What to Do If Your Dog Has Diarrhea

Diarrhea often ensues from several systemic and other problems. It's occasionally caused by bad feeding. If it occurs only once or twice, it could be nothing more than a slight intestinal upset. A sudden shift in diet can bring it on; a swap from one brand of food to another is best done over a period of a few days, the new food gradually blended in increasing amounts with the old. Often diarrhea results from nervousness or fear brought on by unaccustomed journeys or exhilaration. Spoiled food, likewise, will cause it.

Diarrhea can be an sign of canine distemper or canine parvovirus, in which case the fecal matter emit a particularly foul odor. Intestinal parasites like hookworms and whipworms are also a chief cause. Serious diarrhea involving numerous daily evacuations, evil-smelling or blood-streaked stools, must be treated right away by a veterinarian.
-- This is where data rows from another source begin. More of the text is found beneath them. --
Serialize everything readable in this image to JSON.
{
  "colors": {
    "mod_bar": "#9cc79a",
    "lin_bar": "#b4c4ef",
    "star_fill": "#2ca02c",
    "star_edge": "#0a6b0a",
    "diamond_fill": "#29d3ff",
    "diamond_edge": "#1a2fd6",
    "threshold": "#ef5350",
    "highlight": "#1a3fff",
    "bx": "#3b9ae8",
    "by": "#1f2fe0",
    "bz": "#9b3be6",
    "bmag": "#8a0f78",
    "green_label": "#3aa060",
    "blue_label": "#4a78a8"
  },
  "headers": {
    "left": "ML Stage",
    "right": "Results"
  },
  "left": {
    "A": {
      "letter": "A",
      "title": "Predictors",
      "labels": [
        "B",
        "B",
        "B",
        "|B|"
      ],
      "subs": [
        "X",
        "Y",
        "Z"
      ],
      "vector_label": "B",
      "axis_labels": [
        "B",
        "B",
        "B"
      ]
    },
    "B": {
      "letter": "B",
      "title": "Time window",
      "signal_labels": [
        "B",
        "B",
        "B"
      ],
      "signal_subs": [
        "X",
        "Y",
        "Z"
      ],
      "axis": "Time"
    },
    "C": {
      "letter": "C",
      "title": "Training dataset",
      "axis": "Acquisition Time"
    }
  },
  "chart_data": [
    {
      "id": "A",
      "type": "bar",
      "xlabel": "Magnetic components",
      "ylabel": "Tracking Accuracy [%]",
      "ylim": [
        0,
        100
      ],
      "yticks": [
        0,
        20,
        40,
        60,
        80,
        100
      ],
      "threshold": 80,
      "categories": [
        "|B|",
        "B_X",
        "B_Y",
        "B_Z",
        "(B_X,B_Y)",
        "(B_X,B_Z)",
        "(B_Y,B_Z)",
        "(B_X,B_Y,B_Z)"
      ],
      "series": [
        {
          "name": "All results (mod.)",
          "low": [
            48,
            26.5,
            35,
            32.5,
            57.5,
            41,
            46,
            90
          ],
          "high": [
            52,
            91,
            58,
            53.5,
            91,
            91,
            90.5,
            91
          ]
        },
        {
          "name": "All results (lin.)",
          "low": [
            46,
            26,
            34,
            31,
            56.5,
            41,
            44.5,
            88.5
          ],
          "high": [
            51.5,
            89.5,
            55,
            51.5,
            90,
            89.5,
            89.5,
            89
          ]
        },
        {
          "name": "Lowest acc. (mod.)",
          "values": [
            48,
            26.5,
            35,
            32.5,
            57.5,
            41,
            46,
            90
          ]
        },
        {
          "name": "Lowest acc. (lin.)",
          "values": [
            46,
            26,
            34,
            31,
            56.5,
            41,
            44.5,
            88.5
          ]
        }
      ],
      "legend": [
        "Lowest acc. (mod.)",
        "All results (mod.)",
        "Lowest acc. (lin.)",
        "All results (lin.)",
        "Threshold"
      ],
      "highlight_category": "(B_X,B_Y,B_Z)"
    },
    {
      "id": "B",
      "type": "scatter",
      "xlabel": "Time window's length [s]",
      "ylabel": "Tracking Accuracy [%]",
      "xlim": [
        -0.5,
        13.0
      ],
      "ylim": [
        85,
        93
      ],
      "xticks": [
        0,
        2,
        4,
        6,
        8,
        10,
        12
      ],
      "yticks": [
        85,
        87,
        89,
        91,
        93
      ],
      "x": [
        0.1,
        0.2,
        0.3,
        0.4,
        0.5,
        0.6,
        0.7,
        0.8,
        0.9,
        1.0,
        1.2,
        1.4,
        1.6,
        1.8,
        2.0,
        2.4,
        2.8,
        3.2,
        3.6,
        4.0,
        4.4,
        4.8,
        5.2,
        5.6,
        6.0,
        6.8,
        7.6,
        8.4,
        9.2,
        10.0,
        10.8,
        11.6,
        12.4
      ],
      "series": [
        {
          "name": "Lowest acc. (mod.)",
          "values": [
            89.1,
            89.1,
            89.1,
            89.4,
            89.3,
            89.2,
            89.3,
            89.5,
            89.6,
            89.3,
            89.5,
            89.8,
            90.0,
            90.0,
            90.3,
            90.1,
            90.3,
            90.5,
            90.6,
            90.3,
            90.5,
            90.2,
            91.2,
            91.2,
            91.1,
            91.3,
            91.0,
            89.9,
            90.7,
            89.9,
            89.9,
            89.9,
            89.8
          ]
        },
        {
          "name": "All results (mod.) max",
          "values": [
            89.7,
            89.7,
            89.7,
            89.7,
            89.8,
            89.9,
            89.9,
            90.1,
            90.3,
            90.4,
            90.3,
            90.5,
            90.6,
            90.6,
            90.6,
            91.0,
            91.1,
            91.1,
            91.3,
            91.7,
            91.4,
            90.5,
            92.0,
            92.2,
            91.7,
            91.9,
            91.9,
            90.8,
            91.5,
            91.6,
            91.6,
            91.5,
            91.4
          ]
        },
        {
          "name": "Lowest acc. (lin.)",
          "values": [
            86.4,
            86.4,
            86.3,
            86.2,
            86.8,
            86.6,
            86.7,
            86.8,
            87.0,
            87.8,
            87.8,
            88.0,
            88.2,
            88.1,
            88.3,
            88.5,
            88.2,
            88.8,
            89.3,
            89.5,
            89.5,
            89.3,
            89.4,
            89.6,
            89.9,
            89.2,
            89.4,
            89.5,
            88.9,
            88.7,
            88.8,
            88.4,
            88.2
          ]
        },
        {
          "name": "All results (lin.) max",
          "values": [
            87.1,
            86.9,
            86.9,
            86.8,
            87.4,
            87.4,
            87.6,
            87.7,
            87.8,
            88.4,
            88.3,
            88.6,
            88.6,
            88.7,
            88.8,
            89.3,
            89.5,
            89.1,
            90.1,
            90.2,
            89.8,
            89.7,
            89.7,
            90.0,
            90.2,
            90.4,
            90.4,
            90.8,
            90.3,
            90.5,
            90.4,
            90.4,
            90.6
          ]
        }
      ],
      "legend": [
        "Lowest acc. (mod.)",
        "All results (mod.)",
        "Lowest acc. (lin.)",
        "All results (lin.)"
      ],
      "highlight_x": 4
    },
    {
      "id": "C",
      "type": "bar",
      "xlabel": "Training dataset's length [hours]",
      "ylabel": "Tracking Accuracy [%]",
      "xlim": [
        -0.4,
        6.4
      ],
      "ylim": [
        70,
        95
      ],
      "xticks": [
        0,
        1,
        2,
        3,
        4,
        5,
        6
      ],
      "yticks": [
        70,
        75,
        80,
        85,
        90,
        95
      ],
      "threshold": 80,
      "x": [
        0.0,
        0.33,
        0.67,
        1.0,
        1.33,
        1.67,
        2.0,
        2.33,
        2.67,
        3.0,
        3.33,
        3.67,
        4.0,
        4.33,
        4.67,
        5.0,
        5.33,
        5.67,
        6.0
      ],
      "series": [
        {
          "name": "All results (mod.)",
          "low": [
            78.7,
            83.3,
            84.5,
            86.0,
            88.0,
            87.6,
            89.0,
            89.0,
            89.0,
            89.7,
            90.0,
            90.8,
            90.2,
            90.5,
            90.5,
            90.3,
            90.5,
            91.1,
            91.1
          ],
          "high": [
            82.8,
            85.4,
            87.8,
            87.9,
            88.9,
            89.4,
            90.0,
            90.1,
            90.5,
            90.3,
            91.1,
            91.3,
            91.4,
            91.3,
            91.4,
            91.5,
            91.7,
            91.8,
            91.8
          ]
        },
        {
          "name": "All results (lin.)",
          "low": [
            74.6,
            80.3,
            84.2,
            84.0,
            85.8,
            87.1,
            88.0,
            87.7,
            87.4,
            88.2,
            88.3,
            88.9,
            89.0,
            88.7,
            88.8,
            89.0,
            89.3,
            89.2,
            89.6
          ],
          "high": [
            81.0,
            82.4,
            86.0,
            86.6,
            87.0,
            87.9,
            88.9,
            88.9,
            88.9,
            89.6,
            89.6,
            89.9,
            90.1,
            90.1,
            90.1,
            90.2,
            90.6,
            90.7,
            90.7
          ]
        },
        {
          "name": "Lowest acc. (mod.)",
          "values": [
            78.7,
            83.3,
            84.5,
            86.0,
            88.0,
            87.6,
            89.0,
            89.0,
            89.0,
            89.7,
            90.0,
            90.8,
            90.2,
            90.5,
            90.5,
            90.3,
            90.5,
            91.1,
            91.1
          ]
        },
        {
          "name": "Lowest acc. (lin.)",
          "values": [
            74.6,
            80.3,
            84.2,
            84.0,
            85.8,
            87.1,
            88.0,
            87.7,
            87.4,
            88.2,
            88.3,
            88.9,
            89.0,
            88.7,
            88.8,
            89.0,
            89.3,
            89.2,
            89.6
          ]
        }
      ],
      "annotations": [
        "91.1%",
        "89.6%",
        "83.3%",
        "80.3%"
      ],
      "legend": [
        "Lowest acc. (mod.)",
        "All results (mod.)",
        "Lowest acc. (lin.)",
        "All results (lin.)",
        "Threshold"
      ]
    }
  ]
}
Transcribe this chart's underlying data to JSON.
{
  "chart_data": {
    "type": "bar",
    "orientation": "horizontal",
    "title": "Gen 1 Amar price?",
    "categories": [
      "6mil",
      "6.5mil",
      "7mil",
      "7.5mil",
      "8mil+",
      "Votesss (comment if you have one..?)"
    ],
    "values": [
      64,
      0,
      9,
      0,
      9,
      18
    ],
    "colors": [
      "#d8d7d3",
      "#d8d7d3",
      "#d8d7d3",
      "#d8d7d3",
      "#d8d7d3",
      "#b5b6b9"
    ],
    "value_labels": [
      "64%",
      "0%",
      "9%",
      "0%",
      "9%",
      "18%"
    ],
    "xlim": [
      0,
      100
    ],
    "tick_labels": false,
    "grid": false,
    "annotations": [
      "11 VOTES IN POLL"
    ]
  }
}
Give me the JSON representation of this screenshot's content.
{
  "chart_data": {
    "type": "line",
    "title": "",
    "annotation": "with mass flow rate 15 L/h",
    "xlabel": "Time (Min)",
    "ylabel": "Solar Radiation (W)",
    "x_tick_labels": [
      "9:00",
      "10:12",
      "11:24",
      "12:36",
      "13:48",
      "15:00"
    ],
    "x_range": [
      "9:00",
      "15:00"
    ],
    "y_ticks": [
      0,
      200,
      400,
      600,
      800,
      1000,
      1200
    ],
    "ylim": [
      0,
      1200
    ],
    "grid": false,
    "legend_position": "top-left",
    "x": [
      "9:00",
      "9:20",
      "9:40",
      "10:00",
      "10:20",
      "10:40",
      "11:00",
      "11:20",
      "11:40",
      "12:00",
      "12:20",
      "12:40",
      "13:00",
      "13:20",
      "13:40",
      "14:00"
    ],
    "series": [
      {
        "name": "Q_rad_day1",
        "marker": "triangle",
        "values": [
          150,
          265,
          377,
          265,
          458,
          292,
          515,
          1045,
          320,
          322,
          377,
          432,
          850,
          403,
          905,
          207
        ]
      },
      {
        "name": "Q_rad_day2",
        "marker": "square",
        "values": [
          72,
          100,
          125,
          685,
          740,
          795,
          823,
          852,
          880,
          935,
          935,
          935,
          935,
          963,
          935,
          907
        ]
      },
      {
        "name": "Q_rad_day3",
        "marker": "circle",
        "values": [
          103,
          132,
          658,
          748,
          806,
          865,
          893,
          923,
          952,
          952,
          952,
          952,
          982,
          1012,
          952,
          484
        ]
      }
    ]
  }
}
Mild or casual cases may be eased by the same treatment as for vomiting: withholding food and water for 12 to 24 hours, giving only ice cubes to lick, then extending water gradually, after a period of time. At the same time, Kaopectate or Donnagel, given based on your veterinarian's instructions, will help to stop the diarrhea and calm the stomach. Begin giving bland food after twenty-four hours.